De fait, un mois et demi après s'être débarrassés de leur « tyran », les Tunisiens se demandent qui les gouverne et, tout en craignant qu'une chasse aux sorcières ne plonge leur pays dans le chaos, s'inquiètent de voir les anciens collaborateurs de ce dernier continuer à les diriger. Vu le nombre de personnes qui ont bénéficié des largesses du clan Ben Ali, une opération main propre de grande ampleur lancée dans l'administration et les milieux d'affaires ne manquerait pas de tourner à la guerre civile. En même temps, ne rien faire risquerait de laisser le pays pourrir, pour de longues années, dans l'état de suspicion générale qui est le sien actuellement. « Nous ne savons toujours pas qui a tiré sur la foule lors des premiers jours d'émeutes à Tunis.

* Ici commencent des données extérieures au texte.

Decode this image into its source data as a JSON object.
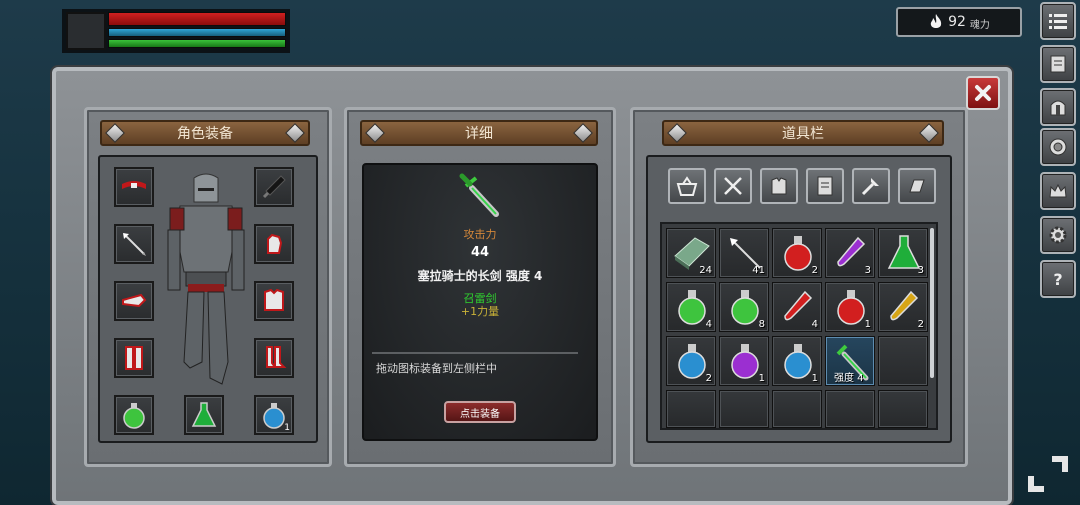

Nous ne savons pas quels sont les gens qui ont tué des Tunisiens ! Le fait de rester dans l'incertitude alimente les désirs de règlement de comptes », alerte Houeïda Anouar, une jeune activiste qui s'est illustrée sur les réseaux sociaux. « Le problème, c'est que nous avons un soi-disant gouvernement d'union nationale (composé en grande partie d'anciens ministres de Ben Ali) qui est incapable de faire l'union », dénonce-t-elle. La tâche n'est pas facile. « Si vous saviez combien de lettres de dénonciation je reçois sur mon fax chaque jour... », indique justement un ministre quand nous l'interrogeons sur le sujet. Le couvre-feu vient d'être levé à Tunis. Pourtant, à dix heures du soir, la plupart des restaurants continuent de baisser leur rideau de fer.